Разумеется, за те три четверти века, которые протекли со времени возникновения славянофильства и до этого гершензоновского “обвинения”, в русском самосознании многое и во многом изменилось. Однако это было обусловлено вовсе не неким “вырождением” идеи, но существеннейшим изменением самой исторической реальности: невозможно было мыслить в России и о России 1900-1910-х годов точно так же, как в 1840-1850-х…
Для более полного выявления проблемы отмечу, забегая вперед, что в наше время, в 1990-х годах, обрисованный мною “процесс” продолжает развиваться, и те идеологи, которые с порога отвергают нынешних продолжателей славянофильства, вполне уважительно относятся не только к “классическим” славянофилам первой половины XIX века, но и к таким их наследникам, как Леонтьев или Николай Страхов, а нередко и более поздним — как Розанов или Флоренский. Но идеологи эти по-прежнему начисто “отрицают” любое современное им продолжение славянофильства (в широком смысле слова). Впрочем, к этой теме мы еще вернемся.
Обратимся теперь непосредственно к “черносотенству” начала XX века, Уже и из приведенных соображений ясно, что даже самые решительные противники “черносотенства” так или иначе признавали его прямую связь с долгим и полным значительности предшествующим развитием русской мысли, утверждая, правда, что к XX веку мысль эта “разложилась” и “выродилась” “Выродилась” до такой степени, что как бы вообще утратила культурный статус. И явно господствует представление, согласно которому “черносотенство” начала XX века вообще не имеет отношения к истинной культуре с необходимо присущей ей высотой, богатством, многообразием и утонченностью; культура, мол, абсолютно несовместима с “черносотенством”.

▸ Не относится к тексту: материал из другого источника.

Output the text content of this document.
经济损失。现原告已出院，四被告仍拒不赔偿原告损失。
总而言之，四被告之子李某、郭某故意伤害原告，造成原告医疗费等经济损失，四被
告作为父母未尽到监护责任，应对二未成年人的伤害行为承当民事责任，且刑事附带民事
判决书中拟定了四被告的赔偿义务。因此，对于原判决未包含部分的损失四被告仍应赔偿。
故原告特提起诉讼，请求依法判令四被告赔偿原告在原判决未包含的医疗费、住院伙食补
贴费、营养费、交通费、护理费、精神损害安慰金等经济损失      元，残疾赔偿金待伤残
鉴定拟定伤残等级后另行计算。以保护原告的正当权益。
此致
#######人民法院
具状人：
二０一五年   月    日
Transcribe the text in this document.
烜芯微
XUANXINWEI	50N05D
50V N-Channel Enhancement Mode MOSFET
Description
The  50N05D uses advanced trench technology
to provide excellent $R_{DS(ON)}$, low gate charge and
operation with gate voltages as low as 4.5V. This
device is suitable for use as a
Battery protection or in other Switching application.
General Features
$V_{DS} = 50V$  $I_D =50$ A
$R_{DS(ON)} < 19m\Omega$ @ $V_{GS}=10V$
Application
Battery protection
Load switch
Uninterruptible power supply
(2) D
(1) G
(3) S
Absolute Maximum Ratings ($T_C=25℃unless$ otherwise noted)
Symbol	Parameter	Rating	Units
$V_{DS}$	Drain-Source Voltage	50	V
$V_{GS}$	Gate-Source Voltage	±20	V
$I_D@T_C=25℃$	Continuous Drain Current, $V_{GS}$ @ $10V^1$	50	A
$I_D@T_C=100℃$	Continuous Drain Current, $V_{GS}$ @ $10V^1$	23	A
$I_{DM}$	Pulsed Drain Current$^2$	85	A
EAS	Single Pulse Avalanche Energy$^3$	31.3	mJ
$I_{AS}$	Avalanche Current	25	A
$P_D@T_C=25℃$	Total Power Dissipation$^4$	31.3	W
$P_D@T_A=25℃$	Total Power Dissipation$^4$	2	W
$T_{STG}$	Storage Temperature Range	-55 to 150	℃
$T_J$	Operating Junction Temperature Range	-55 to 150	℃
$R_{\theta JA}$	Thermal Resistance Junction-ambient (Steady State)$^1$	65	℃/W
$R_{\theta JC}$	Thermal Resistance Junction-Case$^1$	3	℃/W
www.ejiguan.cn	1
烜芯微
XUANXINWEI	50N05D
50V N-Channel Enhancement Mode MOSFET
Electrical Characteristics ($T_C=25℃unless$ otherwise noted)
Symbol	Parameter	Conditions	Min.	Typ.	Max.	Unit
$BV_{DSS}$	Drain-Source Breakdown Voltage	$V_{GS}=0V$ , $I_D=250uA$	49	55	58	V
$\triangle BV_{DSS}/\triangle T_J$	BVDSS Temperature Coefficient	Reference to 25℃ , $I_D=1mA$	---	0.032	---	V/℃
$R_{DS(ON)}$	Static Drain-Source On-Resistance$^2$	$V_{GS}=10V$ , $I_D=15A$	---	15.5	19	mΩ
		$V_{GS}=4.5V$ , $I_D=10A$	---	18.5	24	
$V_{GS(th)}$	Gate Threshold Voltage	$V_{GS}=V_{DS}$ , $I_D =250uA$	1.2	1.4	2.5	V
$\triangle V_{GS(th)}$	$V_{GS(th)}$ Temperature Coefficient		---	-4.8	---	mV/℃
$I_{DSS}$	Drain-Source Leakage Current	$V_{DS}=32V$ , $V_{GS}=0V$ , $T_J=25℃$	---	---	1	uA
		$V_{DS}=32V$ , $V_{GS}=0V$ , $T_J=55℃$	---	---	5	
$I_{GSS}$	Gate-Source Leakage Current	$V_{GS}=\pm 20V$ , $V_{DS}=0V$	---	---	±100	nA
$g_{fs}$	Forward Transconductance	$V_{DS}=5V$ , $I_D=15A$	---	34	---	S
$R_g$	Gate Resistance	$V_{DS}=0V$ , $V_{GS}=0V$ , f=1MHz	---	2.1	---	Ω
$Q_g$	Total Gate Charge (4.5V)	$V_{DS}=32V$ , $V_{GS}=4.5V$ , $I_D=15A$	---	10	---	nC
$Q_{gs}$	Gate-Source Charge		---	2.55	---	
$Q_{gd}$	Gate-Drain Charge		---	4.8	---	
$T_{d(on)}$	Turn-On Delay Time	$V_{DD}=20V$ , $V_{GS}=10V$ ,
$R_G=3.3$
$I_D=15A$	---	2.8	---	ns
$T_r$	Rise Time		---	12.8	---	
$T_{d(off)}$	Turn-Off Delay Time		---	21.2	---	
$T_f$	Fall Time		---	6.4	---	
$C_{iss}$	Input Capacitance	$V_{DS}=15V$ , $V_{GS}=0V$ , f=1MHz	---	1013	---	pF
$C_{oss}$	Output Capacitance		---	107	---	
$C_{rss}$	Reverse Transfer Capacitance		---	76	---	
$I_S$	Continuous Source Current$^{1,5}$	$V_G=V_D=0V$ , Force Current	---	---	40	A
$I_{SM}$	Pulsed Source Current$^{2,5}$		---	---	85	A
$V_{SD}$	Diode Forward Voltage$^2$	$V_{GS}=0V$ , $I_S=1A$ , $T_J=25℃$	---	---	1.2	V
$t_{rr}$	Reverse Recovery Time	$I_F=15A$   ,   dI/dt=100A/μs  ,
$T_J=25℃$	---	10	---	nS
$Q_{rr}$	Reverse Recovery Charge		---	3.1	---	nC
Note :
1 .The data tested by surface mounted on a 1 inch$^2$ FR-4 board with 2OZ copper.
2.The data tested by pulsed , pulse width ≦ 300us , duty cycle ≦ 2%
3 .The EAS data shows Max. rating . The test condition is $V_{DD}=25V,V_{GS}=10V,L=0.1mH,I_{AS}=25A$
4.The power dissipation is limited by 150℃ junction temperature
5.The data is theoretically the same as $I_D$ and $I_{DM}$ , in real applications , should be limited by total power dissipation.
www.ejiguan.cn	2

Это представление настолько утвердилось в умах подавляющего большинства людей, что, знакомясь всерьез с реальными представителями “черносотенства”, они испытывают чувство настоящего изумления. Так, например, современный архивист С. В. Шумихин, подготовивший целый ряд интересных публикаций, был, по его собственному признанию, “поражен”, когда ему довелось познакомиться с наследием и самой личностью одного из виднейших “черносотенных” деятелей начала века — члена Главного совета Союза русского народа Б. В. Никольского (1870-1919). Архивисту именно “довелось” узнать об этом человеке, так как изучал-то он ценное наследие полузабытого поэта, прозаика и литературоведа Бориса Садовского (который, впрочем, как оказалось, тоже был “черносотенцем”, — правда, не по принадлежности к какой-либо организации, а по внутренним убеждениям), но, обнаружив в архиве Садовского целый ряд писем Б. В. Никольского, С. В. Шумихин невольно увлекся этим близким сотоварищем своего кумира. И вот какое впечатление произвел на архивиста этот человек (отдельные слова выделены в тексте мною):
“В первую очередь в этой незаурядной личности поражает то, что идеи, кажущиеся нам (стоило бы уточнить, кто же эти самые мы? — В.К.) в исторической ретроспективе несовместимыми, сочетались в Никольском вполне органично, без тени какого-либо душевного дискомфорта. С одной стороны, это был многосторонне одаренный человек: поклонник и глубокий исследователь творчества Фета… крупнейший специалист по творчеству Гая Валерия Катулла; пушкинист, поэт, критик, отмеченный печатью несомненного таланта; вдобавок — один из лучших ораторов своего времени… С другой — перед нами активный член “Союза русского народа” (архивист явно не осмелился сказать: “один из главных руководителей”. — В.К.) и не менее одиозного (вот-вот! — В.К.) “Русского собрания”… ортодоксальный монархист” 5 и т.д. (итак, быть монархистом уже само по себе преступление…).
Блок Александр. Собрание сочинений в восьми томах. — М.-Л., 1963, т. 7, с. 14.